Анна Игнатьевна гордо удалилась.
Я опять посмотрел на оба ордена. И отчего сразу не заметил? И впрямь, тот, что прислал отец, был и красивее, и богаче, а я принялся дочитывать письмо.
'Теперь о более важном. Очень рад, что у тебя хватило ума сообщить мне о своем подозрении, касающемся директора тюрьмы г-на Фаворского. Теперь я предупрежден, это превосходно. Но я тебя настоятельно прошу — не торопись. Свой лавровый венок ты получить успеешь, даже успеешь сдобрить им не один супчик. А я отправил твоему приятелю исправнику поручение — пусть проверит полученную информацию. Не обессудь, но эта информация поступила в канцелярию губернатора, якобы, анонимно. Ты у меня умный мальчик и все поймешь правильно. Заодно проконтролируешь — не засунет ли твой друг мое поручение под сукно. Иной раз такое бывает и с исполнительными исправниками, особенно, если дело касается своих человечков в уезде.
Твоя матушка тоже посылает тебе подарок. Я кое-что добавил от себя. Надеюсь, это станет тебе некоторой компенсацией за неполученную лаврушку.
Еще. Наверняка тебе будет интересно. Я подобрал парочку толковых людей из своих чиновников, которых собираюсь взять с собой. Они уже изучают наши — то есть, твои методы: антропометрию и дактилоскопию. Сделал расчеты, похоже, если присовокупить к дактилоскопии фотографирование преступников, то в антропометрии не будет смысла. Сейчас самым главным является подобрать подходящие примеры из европейской практики, а на это нужно время. Сам знаешь, что в нашем отечестве очень любят все иноземное.

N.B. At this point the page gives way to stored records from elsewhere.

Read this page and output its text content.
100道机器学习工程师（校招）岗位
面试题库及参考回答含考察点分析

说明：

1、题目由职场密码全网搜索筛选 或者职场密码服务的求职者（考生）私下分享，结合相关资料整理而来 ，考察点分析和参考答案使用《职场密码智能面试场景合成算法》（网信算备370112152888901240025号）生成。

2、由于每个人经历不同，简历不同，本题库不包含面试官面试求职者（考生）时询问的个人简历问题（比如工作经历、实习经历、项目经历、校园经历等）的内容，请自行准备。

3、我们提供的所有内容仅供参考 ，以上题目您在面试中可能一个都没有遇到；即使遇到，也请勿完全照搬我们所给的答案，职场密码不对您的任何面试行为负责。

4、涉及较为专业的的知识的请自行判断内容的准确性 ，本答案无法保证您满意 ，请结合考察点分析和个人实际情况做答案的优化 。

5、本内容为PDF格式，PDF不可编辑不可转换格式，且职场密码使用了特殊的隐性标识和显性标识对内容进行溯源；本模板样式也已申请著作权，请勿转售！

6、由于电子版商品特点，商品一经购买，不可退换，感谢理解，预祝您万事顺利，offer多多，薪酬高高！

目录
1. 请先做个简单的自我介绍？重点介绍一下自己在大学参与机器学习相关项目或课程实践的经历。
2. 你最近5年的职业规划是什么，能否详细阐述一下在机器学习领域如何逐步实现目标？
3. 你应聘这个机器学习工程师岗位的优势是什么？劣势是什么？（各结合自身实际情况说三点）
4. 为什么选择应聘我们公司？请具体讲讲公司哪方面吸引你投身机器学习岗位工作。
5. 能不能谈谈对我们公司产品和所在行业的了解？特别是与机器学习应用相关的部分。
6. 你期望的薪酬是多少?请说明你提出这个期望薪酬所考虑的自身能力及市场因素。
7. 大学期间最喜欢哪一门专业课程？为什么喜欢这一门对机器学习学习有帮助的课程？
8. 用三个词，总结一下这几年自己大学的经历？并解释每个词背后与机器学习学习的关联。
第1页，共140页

Твой отец. А. И. Чернавский'
Что ж, отец доволен, что знает новость о злоупотреблениях в тюрьме, а от кого информация исходит, для меня не столь важно. Медаль мне за это не дадут, а вот недовольства со стороны коллег получу сполна. Так что, пусть инициатива придет извне, плюс — расследование господина Пятибратова.

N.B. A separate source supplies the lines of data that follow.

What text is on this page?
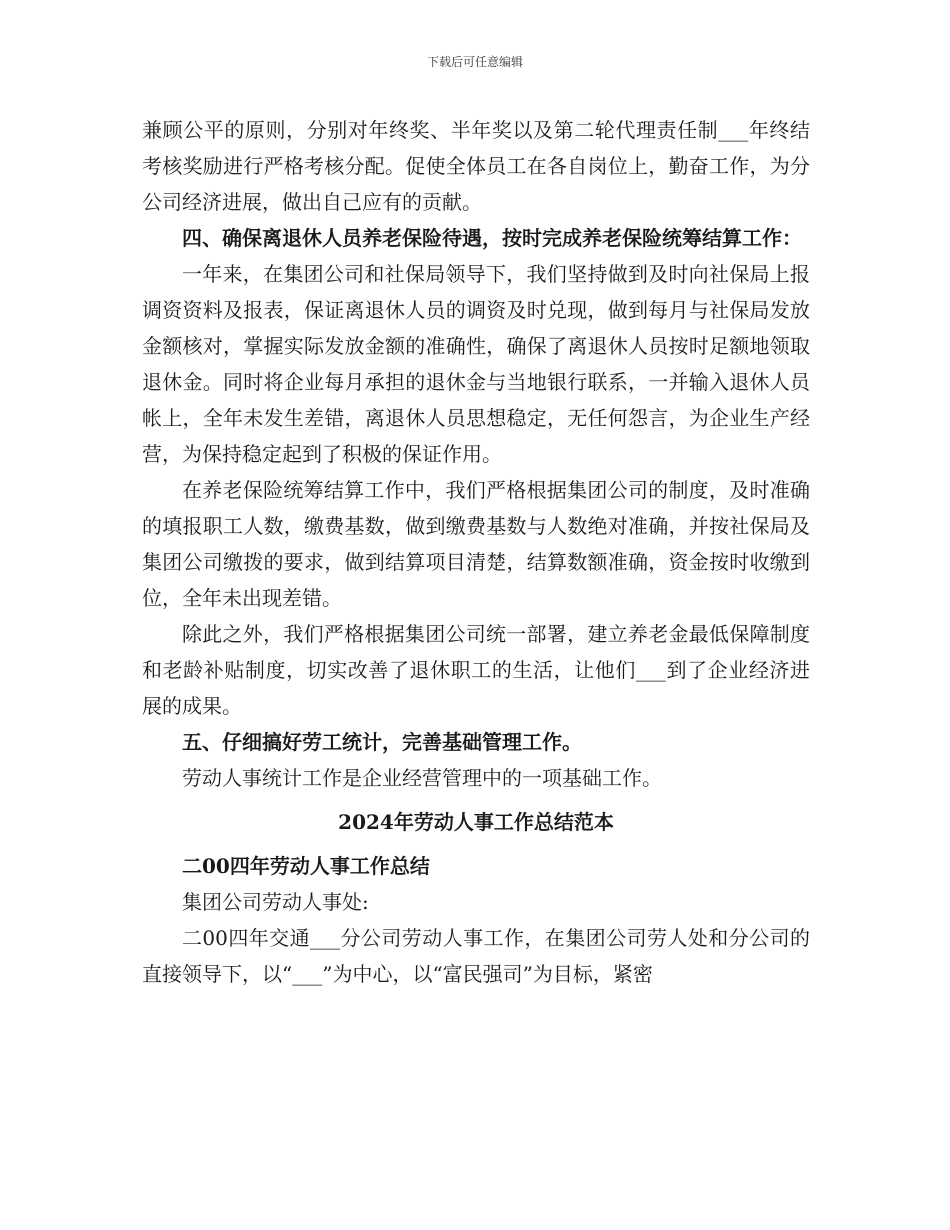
下载后可任意编辑

兼顾公平的原则，分别对年终奖、半年奖以及第二轮代理责任制___年终结考核奖励进行严格考核分配。促使全体员工在各自岗位上，勤奋工作，为分公司经济进展，做出自己应有的贡献。

四、确保离退休人员养老保险待遇，按时完成养老保险统筹结算工作：

一年来，在集团公司和社保局领导下，我们坚持做到及时向社保局上报调资资料及报表，保证离退休人员的调资及时兑现，做到每月与社保局发放金额核对，掌握实际发放金额的准确性，确保了离退休人员按时足额地领取退休金。同时将企业每月承担的退休金与当地银行联系，一并输入退休人员帐上，全年未发生差错，离退休人员思想稳定，无任何怨言，为企业生产经营，为保持稳定起到了积极的保证作用。

在养老保险统筹结算工作中，我们严格根据集团公司的制度，及时准确的填报职工人数，缴费基数，做到缴费基数与人数绝对准确，并按社保局及集团公司缴拨的要求，做到结算项目清楚，结算数额准确，资金按时收缴到位，全年未出现差错。

除此之外，我们严格根据集团公司统一部署，建立养老金最低保障制度和老龄补贴制度，切实改善了退休职工的生活，让他们___到了企业经济进展的成果。

五、仔细搞好劳工统计，完善基础管理工作。

劳动人事统计工作是企业经营管理中的一项基础工作。

2024年劳动人事工作总结范本

二00四年劳动人事工作总结

集团公司劳动人事处:

二00四年交通___分公司劳动人事工作，在集团公司劳人处和分公司的直接领导下，以“___”为中心，以“富民强司”为目标，紧密
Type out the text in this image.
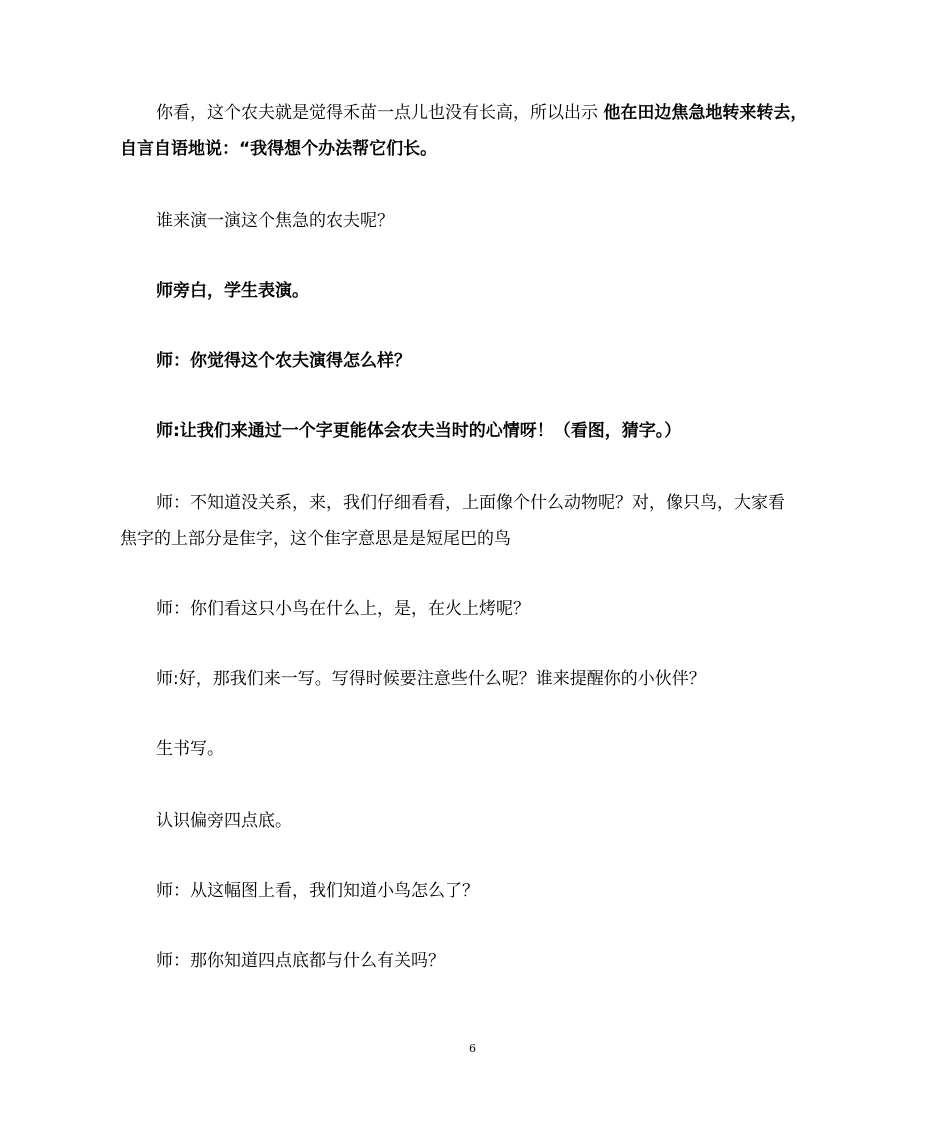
你看，这个农夫就是觉得禾苗一点儿也没有长高，所以出示 他在田边焦急地转来转去，
自言自语地说：“我得想个办法帮它们长。

谁来演一演这个焦急的农夫呢？

师旁白，学生表演。

师：你觉得这个农夫演得怎么样？

师:让我们来通过一个字更能体会农夫当时的心情呀！（看图，猜字。）

师：不知道没关系，来，我们仔细看看，上面像个什么动物呢？对，像只鸟，大家看
焦字的上部分是隹字，这个隹字意思是是短尾巴的鸟

师：你们看这只小鸟在什么上，是，在火上烤呢？

师:好，那我们来一写。写得时候要注意些什么呢？谁来提醒你的小伙伴？

生书写。

认识偏旁四点底。

师：从这幅图上看，我们知道小鸟怎么了？

师：那你知道四点底都与什么有关吗？

6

Потом до меня дошло, что батюшка поздравил меня с именинами. А когда хоть они были? В феврале, как помню по календарю, Иванов несколько штук. Который из них мой святой патрон? Выходит, что мне исполнилось двадцать один год? Ух ты, теперь хотя бы месяц знаю. А день как-нибудь потом вычислю.
К собственному дню рождения всегда относился равнодушно. Такой же, как и любой другой день, чего его отмечать?

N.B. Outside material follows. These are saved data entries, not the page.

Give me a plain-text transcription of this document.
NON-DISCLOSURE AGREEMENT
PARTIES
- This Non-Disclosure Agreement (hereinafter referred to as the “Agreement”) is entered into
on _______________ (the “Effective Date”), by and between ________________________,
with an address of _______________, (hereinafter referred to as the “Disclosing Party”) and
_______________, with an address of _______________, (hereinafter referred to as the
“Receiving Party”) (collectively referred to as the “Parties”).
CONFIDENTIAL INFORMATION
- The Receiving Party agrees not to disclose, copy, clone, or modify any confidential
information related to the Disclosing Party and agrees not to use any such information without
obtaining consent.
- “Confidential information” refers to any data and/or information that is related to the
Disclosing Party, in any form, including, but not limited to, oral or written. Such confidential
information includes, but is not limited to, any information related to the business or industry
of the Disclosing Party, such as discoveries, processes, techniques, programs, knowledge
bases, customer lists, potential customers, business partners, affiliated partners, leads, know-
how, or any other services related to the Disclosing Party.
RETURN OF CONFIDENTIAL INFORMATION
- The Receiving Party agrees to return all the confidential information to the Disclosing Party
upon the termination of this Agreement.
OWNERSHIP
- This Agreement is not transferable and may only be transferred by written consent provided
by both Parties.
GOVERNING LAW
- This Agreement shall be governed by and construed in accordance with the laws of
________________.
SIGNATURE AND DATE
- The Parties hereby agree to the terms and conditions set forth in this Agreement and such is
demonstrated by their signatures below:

Значит, исполнилось не тридцать, а двадцать один. И что я теперь могу? Могу управлять собственным движимым и недвижимым имуществом, которого у меня все равно нет. Зато, если в РФ я имел бы право стать депутатом Государственной думы (кто бы еще меня туда выбрал!), то в Российской империи меня пока не допустят даже к городским выборам, не говоря уже о том, чтобы занять какой-то пост в волостном управлении.
От матушки было не письмо, а записочка, в которой она поздравляла меня с именинами, желала крепкого здоровья и хорошего настроения. Напомнила, что не за горами мои экзамены в университете, поэтому мне следует уделять особое внимание наукам.
Матушка прислала аж два подарка — бумажник, пахнувший свежей кожей и серебряную визитницу, заполненную визитными карточками. Вытащив одну из них, полюбовался надписью.
Иванъ Александровичъ Чернавскій
судебный слѣдователь по особо важнымъ дѣламъ
титулярный совѣтникъ
Ух ты, а матушка-то у меня молодец! Я ж так и не собрался заказать себе визитные карточки, а они нужны. В принципе, слово «судебный» можно было и не писать, иных следователей у нас нет, а следовало указать, что числюсь я в Череповецком Окружном суде. Но, опять-таки, в наших краях других судов тоже нет, так что всем все понятно.
А что там в бумажнике? О, неплохо. Не рубль, что кладут в дареный бумажник «на разживу», а побольше. Десять бумажек по десять рублей, восемь по двадцать пять. Триста рубликов. Красота!
Ай да матушка. Хотя, наверное и батюшка что-то вложил. Вот, до чего у меня родители умные. Прямо-таки мысли угадывают. Подумал недавно, что много денег трачу на репетиторов, а теперь вот они, денежки. Жить можно.
[1] Александр Башлачев. Подвиг разведчика.